- Campus , Mensen
- 06/07/2021
Nieuwe conservator voor TU/e-kunstcollectie
Op haar andere werk in het Stedelijk Museum Amsterdam wordt kunsthistoricus Britte Sloothaak (1984) omringd door internationale topstukken. Toch is ze even enthousiast over de kunstcollectie van de TU/e, die ze sinds oktober als conservator onder haar hoede heeft. “Als ik pareltjes ontdek zoals de risoprints van Sigrid Calon op de foto's, ben ik superblij.”
Hoe interessant is de kunstcollectie van een universiteit als je gewend bent tussen de Mondriaans en Picasso’s te werken? Heel interessant, als je het Britte Sloothaak vraagt. In oktober volgde ze Gerard Verhoogt op als conservator van de kunstverzameling van de TU/e en lid van de kunstcommissie. “De verzameling van de universiteit is een mooie combinatie van werken van lokale makers, nationaal gerenommeerde kunstenaars en enkele internationaal vermaarde uitschieters, zoals Panamarenko en Le Corbusier.”
In het Stedelijk Museum werkt Sloothaak als curator aan tijdelijke tentoonstellingen. “Ik wil me daarnaast ook ontwikkelen als conservator: degene die zich bezighoudt met de vaste collectie. Ik heb een master tot museumconservator gevolgd, maar ik vind andere vormen van verzamelen dan museale – zoals op een universiteit – juist ook heel boeiend.”
Technieken
Het precies inventariseren en categoriseren van alle werken uit de TU/e-kunstverzameling is de eerste taak die Sloothaak, samen met een stagiair en een freelancer, op zich heeft genomen. “Zijn de titel, het jaartal en de herkomst van het stuk te verifiëren? Welke materialen en technieken zijn gebruikt?”
“Als de basis op orde is, begin ik aan een zogenaamd collection value assessment. De overheid heeft een vast systeem waarbij je objecten, naar waarden die passen bij de collectie, indeelt in verschillende categorieën. Op basis van die inschaling kun je beleid maken en prioriteiten stellen voor onder andere digitalisering en restauratie.”
De collectie van de TU/e bestaat niet alleen uit de beelden op het terrein en de schilderijen en tekeningen aan de muren, maar bijvoorbeeld ook uit installaties, muurschilderingen, wandkleden, foto’s, grafiek en digitale video’s. Een deel van de werken is te leen voor medewerkers die graag iets moois op de werkkamer – niet op de thuiswerkplek helaas! – of op de afdeling willen hangen.
Grafische patronen
Welke werken maken Sloothaaks dag goed, als ze die bij het inventariseren onder ogen krijgt? “Als ik nu een persoonlijke favoriet moet noemen, is dat het werk van de Nederlandse kunstenaar Sigrid Calon. De TU/e heeft risoprints van haar in de collectie met heel coole grafisch patronen, in prachtige kleuren. Dat ze een vrouw is, vind ik ook leuk – ook in de kunstwereld voeren mannen vaak de boventoon.” Komt er zo’n pareltje voorbij, dan is ze naar eigen zeggen “superblij”.
Kenmerk van een (levende) kunstverzameling is dat deze zich uitbreidt. Heeft Sloothaak al nagedacht over nieuwe aankopen? “Daar beslissen we als kunstcommissie gezamenlijk over en daar moeten we heel precies in zijn, omdat ons budget beperkt is.
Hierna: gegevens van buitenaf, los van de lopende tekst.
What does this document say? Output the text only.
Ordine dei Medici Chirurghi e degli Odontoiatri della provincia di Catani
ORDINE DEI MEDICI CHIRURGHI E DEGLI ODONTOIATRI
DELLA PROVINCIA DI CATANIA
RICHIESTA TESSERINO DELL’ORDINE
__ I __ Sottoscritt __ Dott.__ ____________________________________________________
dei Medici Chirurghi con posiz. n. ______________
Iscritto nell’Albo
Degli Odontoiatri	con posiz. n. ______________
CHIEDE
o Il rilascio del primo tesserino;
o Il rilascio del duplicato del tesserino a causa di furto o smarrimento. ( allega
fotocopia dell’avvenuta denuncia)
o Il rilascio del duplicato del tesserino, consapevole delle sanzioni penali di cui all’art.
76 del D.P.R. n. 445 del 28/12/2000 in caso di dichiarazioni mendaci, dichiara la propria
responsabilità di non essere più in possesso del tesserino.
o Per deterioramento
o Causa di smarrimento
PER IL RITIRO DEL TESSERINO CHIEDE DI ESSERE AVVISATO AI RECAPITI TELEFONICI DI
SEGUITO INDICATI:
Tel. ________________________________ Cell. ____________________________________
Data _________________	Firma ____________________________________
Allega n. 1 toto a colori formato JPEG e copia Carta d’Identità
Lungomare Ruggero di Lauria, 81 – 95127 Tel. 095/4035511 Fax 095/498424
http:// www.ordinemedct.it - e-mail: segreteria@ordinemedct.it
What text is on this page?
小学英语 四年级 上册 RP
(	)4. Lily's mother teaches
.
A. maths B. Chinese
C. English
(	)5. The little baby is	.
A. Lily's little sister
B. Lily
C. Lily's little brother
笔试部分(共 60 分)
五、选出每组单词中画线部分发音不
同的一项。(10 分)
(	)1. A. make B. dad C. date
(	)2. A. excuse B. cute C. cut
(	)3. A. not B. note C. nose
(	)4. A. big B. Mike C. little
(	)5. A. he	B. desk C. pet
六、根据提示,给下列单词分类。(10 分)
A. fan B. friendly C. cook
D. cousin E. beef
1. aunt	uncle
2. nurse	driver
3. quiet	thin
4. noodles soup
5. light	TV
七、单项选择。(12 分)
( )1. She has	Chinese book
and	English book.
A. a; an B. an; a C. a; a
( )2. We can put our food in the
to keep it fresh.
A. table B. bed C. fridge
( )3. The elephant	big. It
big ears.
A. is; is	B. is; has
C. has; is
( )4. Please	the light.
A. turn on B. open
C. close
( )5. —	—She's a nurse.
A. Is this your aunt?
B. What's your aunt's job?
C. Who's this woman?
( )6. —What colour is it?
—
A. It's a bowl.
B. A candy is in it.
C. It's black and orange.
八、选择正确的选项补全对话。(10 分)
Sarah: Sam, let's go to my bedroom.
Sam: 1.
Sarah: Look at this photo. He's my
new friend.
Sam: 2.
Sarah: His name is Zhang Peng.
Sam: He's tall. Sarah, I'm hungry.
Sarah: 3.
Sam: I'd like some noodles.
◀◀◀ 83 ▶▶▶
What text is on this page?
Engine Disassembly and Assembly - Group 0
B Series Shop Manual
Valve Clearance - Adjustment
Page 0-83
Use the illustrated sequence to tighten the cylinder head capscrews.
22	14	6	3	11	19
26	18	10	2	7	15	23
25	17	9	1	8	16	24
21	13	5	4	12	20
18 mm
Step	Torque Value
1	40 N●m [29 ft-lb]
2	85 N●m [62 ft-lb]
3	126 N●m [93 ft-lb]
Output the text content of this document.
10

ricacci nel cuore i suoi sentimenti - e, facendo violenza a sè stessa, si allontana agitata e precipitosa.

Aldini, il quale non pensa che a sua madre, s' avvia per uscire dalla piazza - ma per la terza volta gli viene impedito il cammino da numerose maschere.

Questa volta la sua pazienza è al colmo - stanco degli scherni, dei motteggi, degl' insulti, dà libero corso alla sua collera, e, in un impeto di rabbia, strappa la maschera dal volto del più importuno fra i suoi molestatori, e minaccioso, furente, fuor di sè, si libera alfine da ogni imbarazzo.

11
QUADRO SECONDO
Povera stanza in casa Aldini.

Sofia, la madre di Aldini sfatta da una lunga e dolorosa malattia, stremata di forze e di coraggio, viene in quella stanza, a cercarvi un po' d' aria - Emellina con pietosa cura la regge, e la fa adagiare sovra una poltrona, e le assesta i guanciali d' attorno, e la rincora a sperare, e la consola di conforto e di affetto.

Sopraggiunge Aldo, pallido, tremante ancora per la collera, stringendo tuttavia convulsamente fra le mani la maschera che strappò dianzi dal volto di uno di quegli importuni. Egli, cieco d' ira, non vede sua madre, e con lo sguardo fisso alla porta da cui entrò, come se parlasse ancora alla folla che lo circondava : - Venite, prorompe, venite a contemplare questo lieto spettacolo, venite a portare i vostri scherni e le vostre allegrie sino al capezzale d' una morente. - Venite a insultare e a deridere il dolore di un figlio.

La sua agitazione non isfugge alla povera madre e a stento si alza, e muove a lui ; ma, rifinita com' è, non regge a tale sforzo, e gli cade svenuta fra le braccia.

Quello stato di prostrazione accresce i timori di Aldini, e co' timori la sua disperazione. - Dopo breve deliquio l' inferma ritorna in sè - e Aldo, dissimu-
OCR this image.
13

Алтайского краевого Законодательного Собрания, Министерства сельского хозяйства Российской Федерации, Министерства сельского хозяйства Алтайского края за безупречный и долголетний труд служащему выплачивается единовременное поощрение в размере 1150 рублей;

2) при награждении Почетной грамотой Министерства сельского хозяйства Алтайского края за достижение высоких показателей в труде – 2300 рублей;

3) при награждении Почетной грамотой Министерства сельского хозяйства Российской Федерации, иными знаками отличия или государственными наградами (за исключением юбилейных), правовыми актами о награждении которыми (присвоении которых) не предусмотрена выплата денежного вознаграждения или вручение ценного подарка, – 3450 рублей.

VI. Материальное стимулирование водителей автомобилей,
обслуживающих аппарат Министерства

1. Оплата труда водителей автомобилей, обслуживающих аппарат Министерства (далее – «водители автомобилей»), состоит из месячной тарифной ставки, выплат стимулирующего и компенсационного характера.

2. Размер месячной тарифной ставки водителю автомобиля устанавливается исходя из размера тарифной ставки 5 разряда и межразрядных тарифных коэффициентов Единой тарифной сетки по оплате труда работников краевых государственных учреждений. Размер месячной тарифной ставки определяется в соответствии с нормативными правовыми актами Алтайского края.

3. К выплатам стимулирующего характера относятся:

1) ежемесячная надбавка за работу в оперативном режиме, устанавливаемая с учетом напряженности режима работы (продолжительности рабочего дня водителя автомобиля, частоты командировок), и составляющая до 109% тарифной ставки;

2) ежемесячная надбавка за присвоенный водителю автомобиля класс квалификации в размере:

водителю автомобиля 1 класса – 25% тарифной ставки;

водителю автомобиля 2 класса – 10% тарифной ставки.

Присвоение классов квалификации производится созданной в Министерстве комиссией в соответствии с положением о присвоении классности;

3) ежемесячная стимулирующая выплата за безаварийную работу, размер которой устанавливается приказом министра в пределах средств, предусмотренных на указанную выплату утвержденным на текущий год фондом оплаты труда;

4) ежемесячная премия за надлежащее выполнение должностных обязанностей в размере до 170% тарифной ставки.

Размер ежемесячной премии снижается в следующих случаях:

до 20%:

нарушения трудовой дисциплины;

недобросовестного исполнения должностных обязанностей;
Wat mij aanspreekt, is dat we met aankopen kunnen bijdragen aan de ontwikkeling van het lokale veld, door hetgeen in en om Eindhoven op kunstgebied gebeurt, te bespreken binnen nationale of zelfs internationale context. De Design Academy brengt bijvoorbeeld makers voort met grote potentie. En ik zou graag samenwerken met organisaties zoals Onomotapee.”
Onderzoek
Naast haar werk voor de TU/e-kunstcommissie en het Stedelijk, is Sloothaak begonnen aan een promotie-onderzoek bij de afdeling Architectuurgeschiedenis en -theorie. “Ook erfgoed is daar een aspect van.” Sloothaak maakt deel uit van de onderzoeksgroep Curational Research Collective, onder begeleiding van Bernard Colenbrander en Sergio M. Figueiredo. Ze is bezig met haar onderzoeksvoorstel. “Ik kijk naar het perspectief van het museum op Nederlands Indië en later Indonesië, zoals dat blijkt uit bijvoorbeeld tentoonstellingen. Het museum heeft nu een rol in het scheppen van een dekoloniaal perspectief, maar dat begint met het beseffen en erkennen van het eigen historische aandeel in het koloniale denken.”